Ne kadar insan olsa da cisiyetinden dolayı bu dünya da başına gelmeyen kalmamıştır. Cinsiyeti namus aracı olarak görülmüş, zaman zaman sermaye olarak kullanılmıştır. Emeği kolayca sömürülmüş, özgürlüğü, hakkı hiçe sayılmış, cinsel tacizlerle örselenmiş, hakarete uğramış , aşağılanmış. En ufak bir durum karşısınada ölümlerden ölüm beğendirilmiş, bel ki de en yakınları tarafından!
Kadınlar dünyanın neresinde olursa olsunlar birbirilerine benzerler.
Kaderleri birdir.
Bundan yüz atmış yıl önce Amerika´da ağır çalışma koşullarına dur demek için, eyleme geçen dokuma işçilerinin yanarak ölmesiyle, bundan yüz yıl önce ülkemizde yobazlara, vatan hainlerine karşı çıktığı için öldürülen Aliye öğretmenin ölümleri aynıydı. Birileri dokuma işçisi kadınlardı, diğeri ise eğitim emekçisi bir kadındı.
Birileri sömürüye dur demek için yanmışlardı, diğeri aydınlanmanın ışığı olduğu için kahpe bilinerek, saçlarından sürüklenerek öldürülmüştü.
Geçen Çarşamba 8 Mart Dünya Kadınlar Günüydü.
Kadınların önemine dair ne methiyeler dizildiğini, tümümüz televizyon ekranlarında görmüşüzdür, gazete haberlerinden okumuşuzdur.
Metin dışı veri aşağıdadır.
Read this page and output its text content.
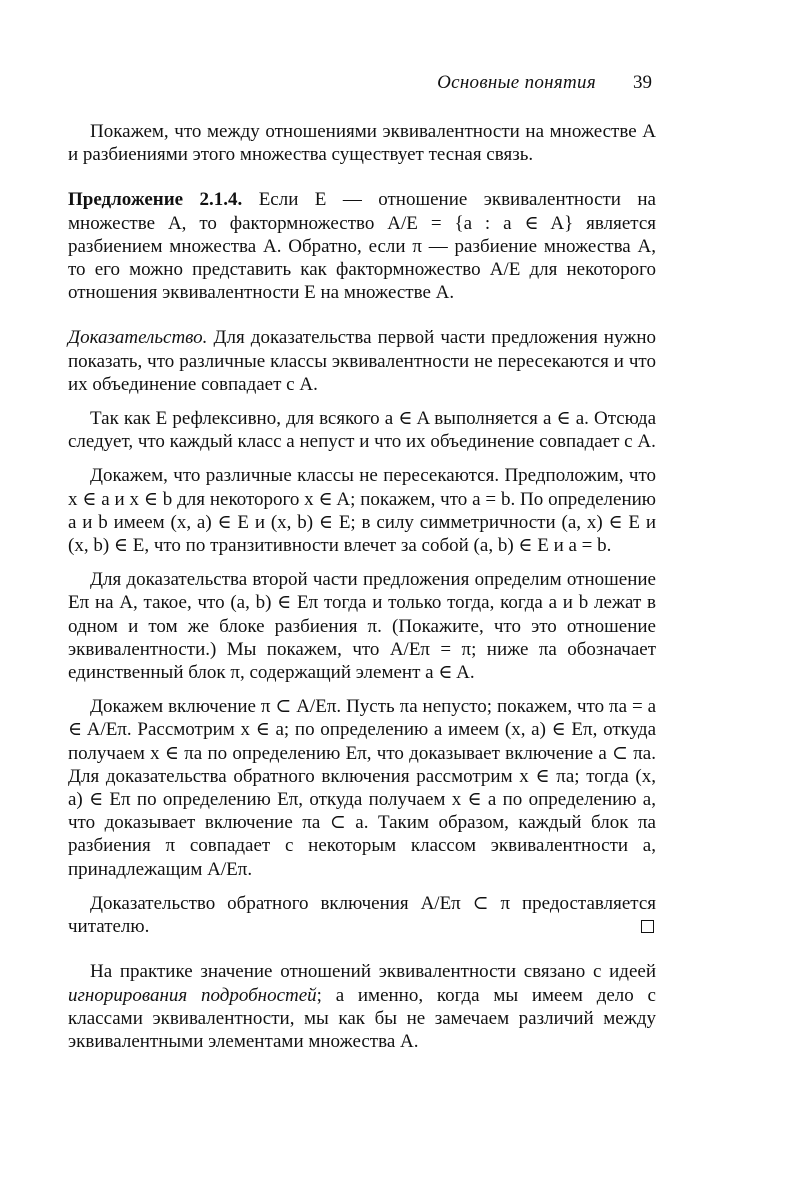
Основные понятия 39

Покажем, что между отношениями эквивалентности на множестве A и разбиениями этого множества существует тесная связь.

Предложение 2.1.4. Если E — отношение эквивалентности на множестве A, то фактормножество A/E = {a : a ∈ A} является разбиением множества A. Обратно, если π — разбиение множества A, то его можно представить как фактормножество A/E для некоторого отношения эквивалентности E на множестве A.

Доказательство. Для доказательства первой части предложения нужно показать, что различные классы эквивалентности не пересекаются и что их объединение совпадает с A.

Так как E рефлексивно, для всякого a ∈ A выполняется a ∈ a. Отсюда следует, что каждый класс a непуст и что их объединение совпадает с A.

Докажем, что различные классы не пересекаются. Предположим, что x ∈ a и x ∈ b для некоторого x ∈ A; покажем, что a = b. По определению a и b имеем (x, a) ∈ E и (x, b) ∈ E; в силу симметричности (a, x) ∈ E и (x, b) ∈ E, что по транзитивности влечет за собой (a, b) ∈ E и a = b.

Для доказательства второй части предложения определим отношение Eπ на A, такое, что (a, b) ∈ Eπ тогда и только тогда, когда a и b лежат в одном и том же блоке разбиения π. (Покажите, что это отношение эквивалентности.) Мы покажем, что A/Eπ = π; ниже πa обозначает единственный блок π, содержащий элемент a ∈ A.

Докажем включение π ⊂ A/Eπ. Пусть πa непусто; покажем, что πa = a ∈ A/Eπ. Рассмотрим x ∈ a; по определению a имеем (x, a) ∈ Eπ, откуда получаем x ∈ πa по определению Eπ, что доказывает включение a ⊂ πa. Для доказательства обратного включения рассмотрим x ∈ πa; тогда (x, a) ∈ Eπ по определению Eπ, откуда получаем x ∈ a по определению a, что доказывает включение πa ⊂ a. Таким образом, каждый блок πa разбиения π совпадает с некоторым классом эквивалентности a, принадлежащим A/Eπ.

Доказательство обратного включения A/Eπ ⊂ π предоставляется читателю.

На практике значение отношений эквивалентности связано с идеей игнорирования подробностей; а именно, когда мы имеем дело с классами эквивалентности, мы как бы не замечаем различий между эквивалентными элементами множества A.
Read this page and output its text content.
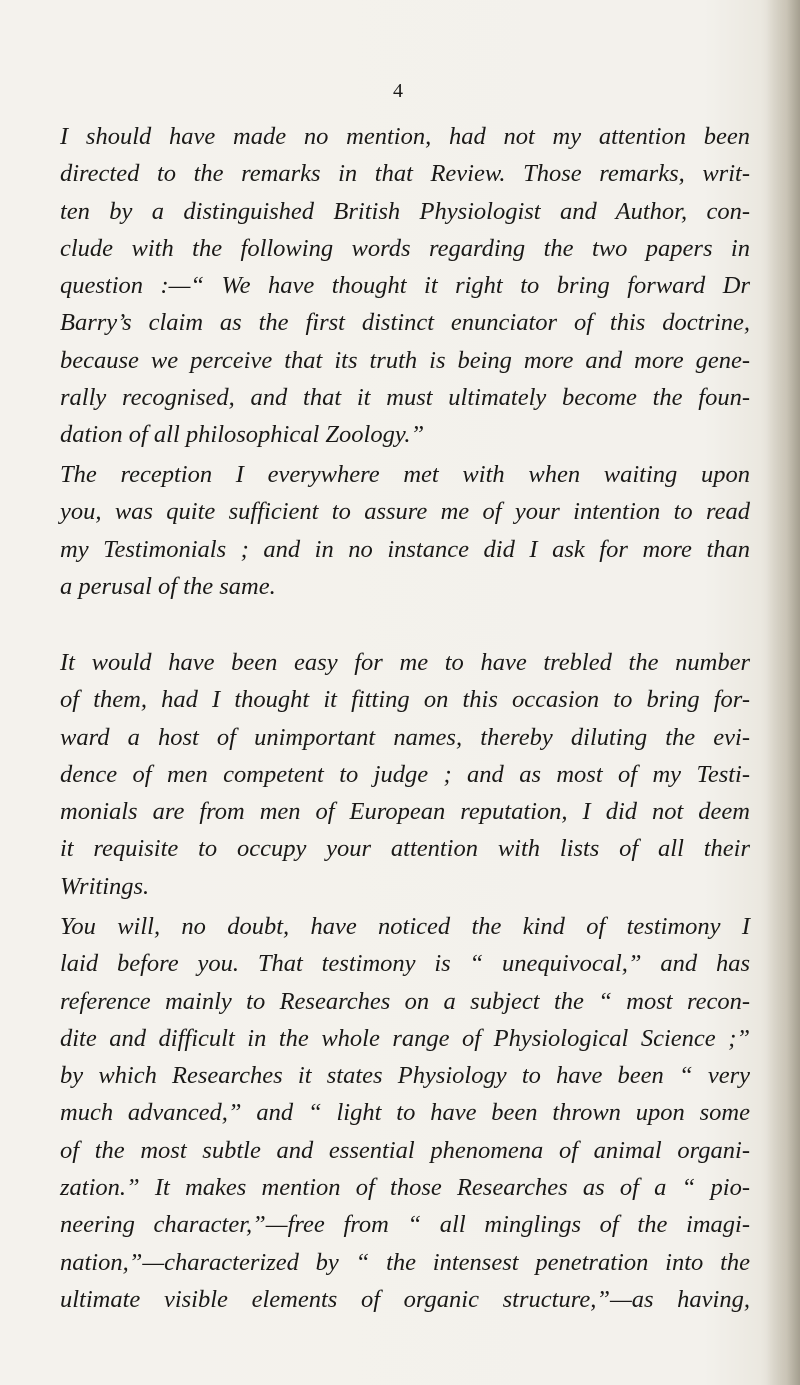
4

I should have made no mention, had not my attention been
directed to the remarks in that Review. Those remarks, writ-
ten by a distinguished British Physiologist and Author, con-
clude with the following words regarding the two papers in
question :—“ We have thought it right to bring forward Dr
Barry’s claim as the first distinct enunciator of this doctrine,
because we perceive that its truth is being more and more gene-
rally recognised, and that it must ultimately become the foun-
dation of all philosophical Zoology.”

The reception I everywhere met with when waiting upon
you, was quite sufficient to assure me of your intention to read
my Testimonials ; and in no instance did I ask for more than
a perusal of the same.

It would have been easy for me to have trebled the number
of them, had I thought it fitting on this occasion to bring for-
ward a host of unimportant names, thereby diluting the evi-
dence of men competent to judge ; and as most of my Testi-
monials are from men of European reputation, I did not deem
it requisite to occupy your attention with lists of all their
Writings.

You will, no doubt, have noticed the kind of testimony I
laid before you. That testimony is “ unequivocal,” and has
reference mainly to Researches on a subject the “ most recon-
dite and difficult in the whole range of Physiological Science ;”
by which Researches it states Physiology to have been “ very
much advanced,” and “ light to have been thrown upon some
of the most subtle and essential phenomena of animal organi-
zation.” It makes mention of those Researches as of a “ pio-
neering character,”—free from “ all minglings of the imagi-
nation,”—characterized by “ the intensest penetration into the
ultimate visible elements of organic structure,”—as having,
Peygamberimzin hadisi olan” Cennet anaların ayakları altındadır.” Sözünü ballandıra ballandıra söyelemişizdir.
Görünen o ki bu konuya ne kadar hassaiyet gösterilse de bazı yanlışların önüne geçilmez olmuştur. Söz de din adamıyım, ilahiyetçiyim, tarihçiyim diyen bir sürü kendini bilmez güruh takımının kadınlarımız için söylediği sözler, yaptıkları şeriat çığırtkanlıkları,” Vurun kahpeye” dercesine toplumu tahrik etmekte, bu sözlerden cesaret alan cahil, yobaz kendini bilmyen başka bir güruh takımı ise kadınları taciz ederek, cinsel istsimara uğratarak, yeri geldiğinde öldürerek kadını hiçe sayıyorlar. Bu yolda geçen yıl öldürülen kadının 409 olduğu söyleniyor, üstü örtülenler bilinmiyor, hastalığa yakalanalar, sakat kalanlar, psikolojisi bozulanlar hesaba bile alınmıyor. Buna ülke yöneticileri seyirci kalıyor, adalet böylesi bir suçu hafife alıyor, toplum yaşaya yaşaya kanıksıyor.
Kadınlara bu yaşam biçimini reva görenler, insanlığı felakete sürüklüyorlar, kendilerininde bir ana doğurduğunu inkar edip, kendi nesillerine ihanet ediyorlar.